The robust data sharing ecosystem that exists today has developed solely as a result of private sector efforts and without a government mandate. The CFPB lacks authority to interfere in this market, and such interference will disrupt the ecosystem and leave consumers more vulnerable to harm. Thus, we support the CFPB's substantial narrowing of the Rule, consistent with the authority Congress granted the agency in Section 1033. In addition, revising the Rule to align with the authority Congress granted would further the goals of Executive Order 14219 and the accompanying Memorandum, which directed agencies to identify and repeal regulations that are unlawful or that exceed the scope of their delegated authority.^[8]

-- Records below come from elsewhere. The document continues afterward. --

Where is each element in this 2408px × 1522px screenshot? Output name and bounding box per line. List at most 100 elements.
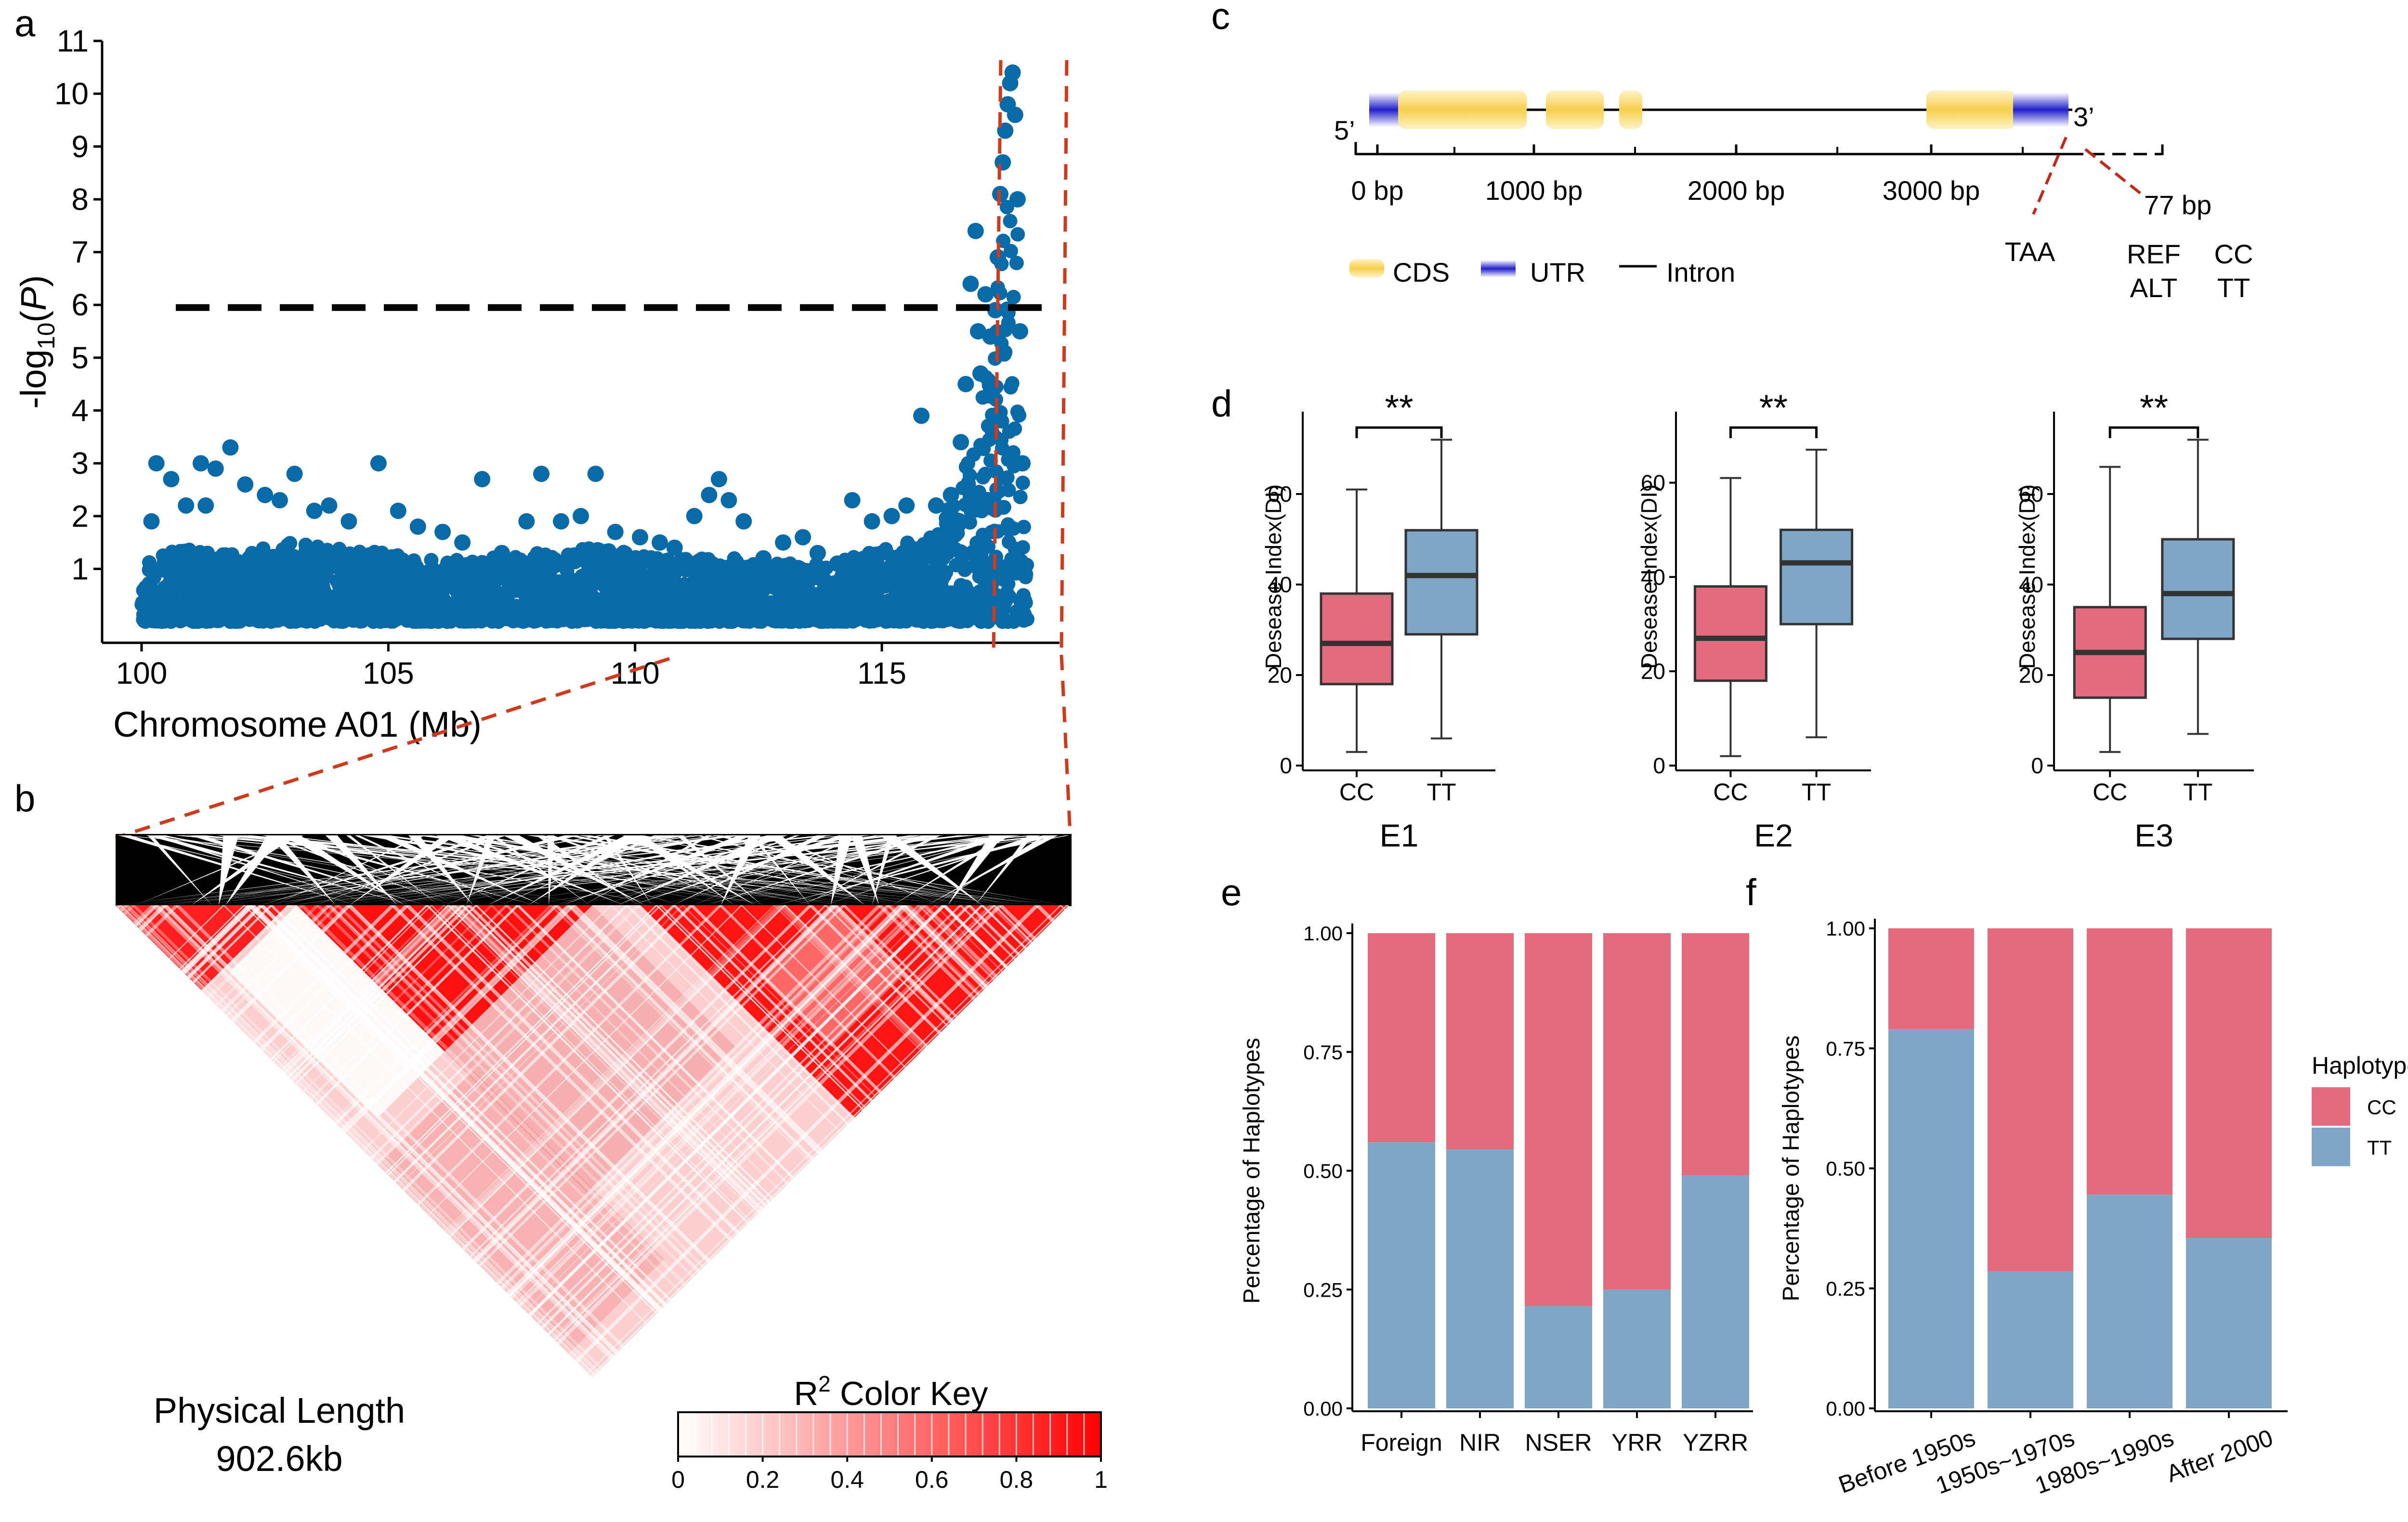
snp-point xyxy=(321,607,336,622)
snp-wedge xyxy=(720,835,761,905)
snp-wedge xyxy=(824,835,1041,905)
legend-cds-swatch xyxy=(1349,259,1384,277)
color-key-title-tail: Color Key xyxy=(831,1375,988,1412)
snp-point xyxy=(271,492,288,508)
snp-point xyxy=(363,557,378,572)
snp-point xyxy=(182,543,196,557)
snp-point xyxy=(355,595,370,610)
snp-point xyxy=(146,570,161,585)
cds-exons xyxy=(1398,91,2015,129)
x-tick-label: NIR xyxy=(1459,1429,1501,1456)
y-tick-label: 11 xyxy=(57,24,89,58)
snp-point xyxy=(463,597,478,612)
snp-point xyxy=(409,518,426,535)
snp-wedge xyxy=(253,835,847,905)
snp-point xyxy=(726,561,741,576)
snp-point xyxy=(281,611,296,626)
snp-wedge xyxy=(449,835,680,905)
variant-leader xyxy=(2084,148,2142,195)
snp-point xyxy=(587,466,604,482)
snp-point xyxy=(436,576,451,591)
bar-cc xyxy=(1988,928,2073,1272)
environment-label: E3 xyxy=(2134,818,2173,853)
box-cc xyxy=(1693,585,1767,682)
x-tick-label: NSER xyxy=(1525,1429,1592,1456)
snp-point xyxy=(967,222,984,239)
snp-point xyxy=(795,529,811,546)
x-tick-label: 105 xyxy=(363,656,414,690)
snp-point xyxy=(959,613,974,628)
y-axis-label: Percentage of Haplotypes xyxy=(1779,1035,1804,1301)
snp-point xyxy=(610,577,625,592)
ld-line xyxy=(999,905,1069,1035)
snp-point xyxy=(197,497,214,514)
snp-wedge xyxy=(150,835,377,905)
snp-point xyxy=(734,611,749,626)
snp-position-wedges xyxy=(116,835,1072,905)
snp-wedge xyxy=(155,835,597,905)
bar-tt xyxy=(1525,1306,1592,1408)
y-axis-label-post: ) xyxy=(13,275,53,287)
color-key-tick-label: 0 xyxy=(671,1466,685,1493)
snp-point xyxy=(237,476,254,493)
snp-point xyxy=(768,603,783,618)
snp-point xyxy=(785,613,799,628)
alt-allele: TT xyxy=(2217,273,2250,303)
legend-tt-label: TT xyxy=(2367,1136,2392,1159)
snp-point xyxy=(486,583,501,598)
snp-point xyxy=(256,541,271,556)
snp-point xyxy=(692,572,707,586)
box-tt xyxy=(1780,528,1854,625)
snp-point xyxy=(571,601,586,616)
snp-point xyxy=(988,351,1003,366)
ld-line xyxy=(116,905,135,1010)
snp-point xyxy=(603,556,618,571)
snp-point xyxy=(561,547,576,562)
snp-wedge xyxy=(294,835,735,905)
snp-point xyxy=(227,564,242,579)
snp-point xyxy=(775,534,792,551)
y-axis-label: -log10(P) xyxy=(13,275,60,409)
snp-point xyxy=(583,595,598,610)
snp-point xyxy=(242,561,256,576)
snp-point xyxy=(896,613,911,628)
ld-block xyxy=(297,905,592,1052)
bar-tt xyxy=(2186,1238,2272,1408)
snp-point xyxy=(1001,534,1016,549)
snp-point xyxy=(281,601,296,616)
snp-point xyxy=(791,559,806,574)
snp-point xyxy=(1017,606,1032,621)
y-tick-label: 60 xyxy=(1268,481,1292,507)
snp-point xyxy=(713,607,728,622)
snp-point xyxy=(910,604,925,619)
ld-line xyxy=(990,905,1069,1040)
snp-point xyxy=(579,545,594,559)
color-key-tick-label: 1 xyxy=(1094,1466,1108,1493)
stop-codon-label: TAA xyxy=(2005,236,2055,267)
snp-point xyxy=(757,611,772,626)
snp-point xyxy=(977,286,994,303)
snp-point xyxy=(478,594,493,609)
snp-point xyxy=(844,582,859,597)
snp-point xyxy=(783,571,798,586)
snp-point xyxy=(1010,227,1025,242)
snp-point xyxy=(361,578,376,593)
bar-tt xyxy=(1446,1149,1514,1408)
snp-point xyxy=(367,545,382,559)
snp-point xyxy=(844,492,861,508)
bar-cc xyxy=(1682,933,1749,1176)
snp-point xyxy=(416,566,431,581)
significance-bracket xyxy=(1355,426,1443,438)
snp-point xyxy=(384,549,399,564)
y-tick-label: 3 xyxy=(71,446,89,481)
snp-point xyxy=(156,548,170,563)
snp-point xyxy=(969,323,986,340)
snp-point xyxy=(1007,106,1023,123)
snp-point xyxy=(862,614,877,629)
snp-point xyxy=(293,611,308,625)
snp-wedge xyxy=(441,835,1058,905)
color-key-ticks: 0 0.2 0.4 0.6 0.8 1 xyxy=(671,1414,1108,1493)
snp-wedge xyxy=(301,835,870,905)
haplotype-legend-title: Haplotype xyxy=(2312,1052,2408,1079)
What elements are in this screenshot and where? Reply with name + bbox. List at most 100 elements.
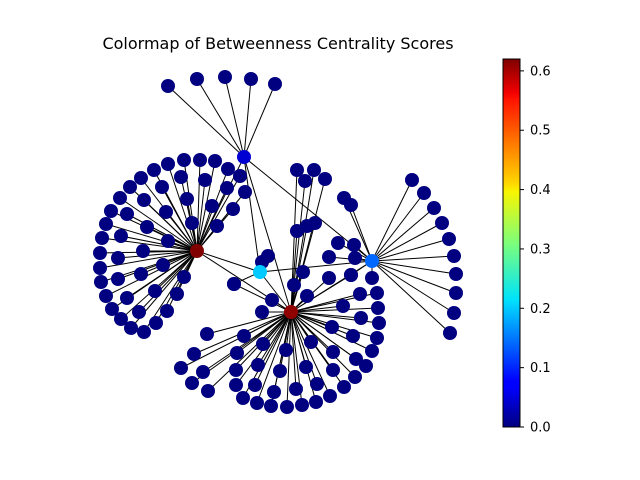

[1] The Bank Policy Institute is a nonpartisan public policy, research and advocacy group that represents universal banks, regional banks and the major foreign banks doing business in the United States. The Institute produces academic research and analysis on regulatory and monetary policy topics, analyzes and comments on proposed regulations and represents the financial services industry with respect to cybersecurity, fraud and other information security issues.

[2] Consumer Financial Protection Bureau, "Personal Financial Data Rights Reconsideration," Advance Notice of Proposed Rulemaking, 90 Fed. Reg. 40,986 (Aug. 22, 2025).

[3] 12 U.S.C. § 5533.

[4] Defendants' Memorandum in Support of Their Motion for Summary Judgment at 11, Forcht Bank v. Consumer Financial Protection Bureau, 5:24-cv-00304-DCR, May 30, 2025) [hereinafter CFPB Summary Judgment Memorandum].

[5] Evan Weinberger, Bloomberg Law, Jamie Dimon Is Right' on Data Access Fees, Barney Frank Says, (Sept. 9, 2025), 'Jamie Dimon Is Right' on Data Access Fees, Barney Frank Says.

[6] CFPB Summary Judgment Memorandum, supra n. 4 at sections I.A. and I.B.

[7] JPMorganChase Press Release: JPMorganChase and Plaid announce an extension to their data access agreement for sharing of consumer permissioned data (Sept. 16, 2025), JPMorganChase and Plaid announce an extension to their data access agreement for sharing of consumer permissioned data.

[8] Executive Order 14219 of February 19, 2025, Ensuring Lawful Governance and Implementing the President's "Department of Government Efficiency" Deregulatory Initiative. 90 Fed. Reg. 10583 (Feb. 25, 2025).